Recipe: Pesto Quinoa Bowls + Roasted Vegetables


Let's be honest, friends. I'm a newb in the kitchen. I've been known to double salt, substitute baking soda for baking powder (waffles have never been the same for me), and generally under or overcook things. I made a New Year's resolution this year to become more savvy in the kitchen and more like my sisters, who seem to have this natural gift of whipping up glorious meals out of nothing and presenting them in such a lovely way at the table.


 I had a roommate in college, my dear friend Chelsea, who was vegetarian and would pull together these amazingly nutritious and delicious colorful dishes from ingredients we'd get at our school's farmer's market every week. She inspired me to try lots of different veggies and would make quinoa and fresh guacamole almost every day! Chelsea's way of eating was simple and so tasty, so I've adapted a lot of her ways into my own diet.
This recipe came out of experimenting with roasting and steaming different vegetables and then throwing in all of my favorite things into a bowl. Somehow meals just taste better in a bowl, don't you think? I eat some variation of this probably two or three times a week, quinoa keeps really well in the fridge. 

Roasted broccoli and brussels sprouts are two of the most delicious things in the entire world, and so easy to make. I absolutely love sweet potatoes, too, and they seem to pair really well together. Really you can use any vegetables you want when it comes to a quinoa bowl!

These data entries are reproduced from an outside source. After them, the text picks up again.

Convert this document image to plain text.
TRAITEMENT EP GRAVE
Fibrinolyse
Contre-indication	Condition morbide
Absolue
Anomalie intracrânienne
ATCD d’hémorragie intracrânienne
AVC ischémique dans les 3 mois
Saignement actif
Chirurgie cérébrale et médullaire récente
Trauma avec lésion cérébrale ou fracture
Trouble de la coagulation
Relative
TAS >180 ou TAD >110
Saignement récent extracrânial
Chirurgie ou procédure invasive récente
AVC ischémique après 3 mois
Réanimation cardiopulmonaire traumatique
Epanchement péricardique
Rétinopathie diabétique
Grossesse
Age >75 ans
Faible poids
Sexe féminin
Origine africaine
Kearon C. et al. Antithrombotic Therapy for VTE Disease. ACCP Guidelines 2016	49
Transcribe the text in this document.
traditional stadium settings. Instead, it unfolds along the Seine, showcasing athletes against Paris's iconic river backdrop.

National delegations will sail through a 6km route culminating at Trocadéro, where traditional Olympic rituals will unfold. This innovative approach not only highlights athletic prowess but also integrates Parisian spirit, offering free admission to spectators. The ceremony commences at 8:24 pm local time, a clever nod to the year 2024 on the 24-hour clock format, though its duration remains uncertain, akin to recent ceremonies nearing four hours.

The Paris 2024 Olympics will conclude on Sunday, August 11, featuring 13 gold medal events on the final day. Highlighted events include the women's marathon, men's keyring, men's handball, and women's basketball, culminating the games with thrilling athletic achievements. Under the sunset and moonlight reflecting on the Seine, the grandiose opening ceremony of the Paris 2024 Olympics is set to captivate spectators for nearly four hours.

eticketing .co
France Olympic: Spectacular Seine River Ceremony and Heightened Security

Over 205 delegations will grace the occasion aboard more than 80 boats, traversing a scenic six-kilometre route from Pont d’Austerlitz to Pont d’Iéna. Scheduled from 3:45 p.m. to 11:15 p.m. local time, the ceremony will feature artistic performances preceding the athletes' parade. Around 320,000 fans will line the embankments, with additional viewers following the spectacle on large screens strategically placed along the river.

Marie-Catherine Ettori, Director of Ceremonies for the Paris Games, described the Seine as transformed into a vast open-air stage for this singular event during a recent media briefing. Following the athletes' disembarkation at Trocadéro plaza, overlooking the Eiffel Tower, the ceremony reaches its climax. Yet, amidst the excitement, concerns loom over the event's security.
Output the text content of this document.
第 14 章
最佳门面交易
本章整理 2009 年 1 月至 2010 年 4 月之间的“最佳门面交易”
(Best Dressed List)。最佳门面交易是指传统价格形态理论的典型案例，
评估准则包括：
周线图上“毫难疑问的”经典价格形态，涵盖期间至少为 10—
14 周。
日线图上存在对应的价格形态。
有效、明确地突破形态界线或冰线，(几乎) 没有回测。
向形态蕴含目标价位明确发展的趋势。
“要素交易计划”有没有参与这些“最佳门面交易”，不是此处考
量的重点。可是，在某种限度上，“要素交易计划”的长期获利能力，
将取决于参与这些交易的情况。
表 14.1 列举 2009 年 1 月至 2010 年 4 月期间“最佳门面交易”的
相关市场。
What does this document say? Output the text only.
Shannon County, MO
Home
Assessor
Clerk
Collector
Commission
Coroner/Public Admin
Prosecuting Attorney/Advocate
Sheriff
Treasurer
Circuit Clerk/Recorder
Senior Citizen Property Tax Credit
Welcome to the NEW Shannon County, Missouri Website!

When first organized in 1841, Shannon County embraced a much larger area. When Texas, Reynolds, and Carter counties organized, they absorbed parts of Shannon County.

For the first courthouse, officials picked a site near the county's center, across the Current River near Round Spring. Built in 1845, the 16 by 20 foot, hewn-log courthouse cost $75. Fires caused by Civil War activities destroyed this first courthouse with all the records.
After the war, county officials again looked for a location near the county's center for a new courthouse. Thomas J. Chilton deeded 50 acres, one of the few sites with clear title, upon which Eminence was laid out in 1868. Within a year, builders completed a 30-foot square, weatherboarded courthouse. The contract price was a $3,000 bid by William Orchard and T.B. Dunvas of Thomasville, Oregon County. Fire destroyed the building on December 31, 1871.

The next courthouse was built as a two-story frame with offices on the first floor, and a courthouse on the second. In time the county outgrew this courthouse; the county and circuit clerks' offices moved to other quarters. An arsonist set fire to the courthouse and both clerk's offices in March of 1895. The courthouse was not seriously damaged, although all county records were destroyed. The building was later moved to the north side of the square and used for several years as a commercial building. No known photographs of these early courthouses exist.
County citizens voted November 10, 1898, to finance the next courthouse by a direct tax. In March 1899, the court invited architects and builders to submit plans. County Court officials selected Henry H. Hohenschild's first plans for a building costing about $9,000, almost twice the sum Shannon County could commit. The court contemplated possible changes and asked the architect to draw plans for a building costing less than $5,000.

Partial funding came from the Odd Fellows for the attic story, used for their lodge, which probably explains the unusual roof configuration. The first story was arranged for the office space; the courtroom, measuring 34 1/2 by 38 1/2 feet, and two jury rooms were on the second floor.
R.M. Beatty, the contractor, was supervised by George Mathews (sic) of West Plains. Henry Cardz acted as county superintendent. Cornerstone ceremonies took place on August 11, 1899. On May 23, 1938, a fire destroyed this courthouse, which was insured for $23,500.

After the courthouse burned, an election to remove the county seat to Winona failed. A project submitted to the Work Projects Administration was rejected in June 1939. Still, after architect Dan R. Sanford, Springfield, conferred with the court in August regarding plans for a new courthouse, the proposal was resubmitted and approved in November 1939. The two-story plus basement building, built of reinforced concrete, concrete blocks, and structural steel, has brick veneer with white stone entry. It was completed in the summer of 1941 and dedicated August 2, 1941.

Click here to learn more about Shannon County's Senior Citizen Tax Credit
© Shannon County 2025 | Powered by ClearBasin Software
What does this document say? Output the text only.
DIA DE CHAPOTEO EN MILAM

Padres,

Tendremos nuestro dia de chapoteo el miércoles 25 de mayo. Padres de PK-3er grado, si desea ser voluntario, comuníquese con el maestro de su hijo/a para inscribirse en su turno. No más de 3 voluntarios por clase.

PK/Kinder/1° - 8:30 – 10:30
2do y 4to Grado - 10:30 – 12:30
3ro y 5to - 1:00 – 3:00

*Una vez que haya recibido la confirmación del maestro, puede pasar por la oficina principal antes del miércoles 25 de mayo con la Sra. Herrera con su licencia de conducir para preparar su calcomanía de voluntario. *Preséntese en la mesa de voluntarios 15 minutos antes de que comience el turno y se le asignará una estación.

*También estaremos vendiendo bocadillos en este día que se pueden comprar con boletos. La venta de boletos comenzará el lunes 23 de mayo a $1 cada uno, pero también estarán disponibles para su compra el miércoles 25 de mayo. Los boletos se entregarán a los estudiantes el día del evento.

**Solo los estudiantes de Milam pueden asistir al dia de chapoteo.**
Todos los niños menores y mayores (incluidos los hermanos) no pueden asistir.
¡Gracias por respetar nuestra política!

Pesto Quinoa Bowls + Roasted Vegetables

Ingredients:
extra virgin olive oil
fresh broccoli
cubed sweet potatoes (You can buy pre-cut bags at Target)
avocado
corn (canned)
pesto (I buy mine at Costco)
1 cup quinoa (makes about 3 servings)
thyme
sea salt & ground pepper
1/4 cup water

Directions:
- Cook quinoa according to package directions. I cook mine in a rice cooker, with 2 cups of water to 1 cup quinoa. It takes about 25-30 minutes so I always start that early before everything else.
- Preheat oven to 425° for roasted veggies
- Coat broccoli in olive oil, salt & pepper and spread out on a baking sheet
- Bake broccoli for about 10-12 minutes, or until slightly browned
- While broccoli is baking, heat about 1 tbsp of olive oil in a skillet on low heat. Add sweet potatoes.
- Sprinkle sweet potatoes with thyme, salt & pepper to taste. Saute for few minutes, until they start to carmelize.
- Add 1/4 cup to pan and cover. Steam sweet potatoes until they are soft, about 5 minutes.
- Add as much pesto as you want (I like a lot, 2 or 3 spoonfuls) to your desired serving of quinoa when it is done cooking and still warm.
- Spoon quinoa mixture into bowl and top with roasted veggies, avocado, salt & pepper.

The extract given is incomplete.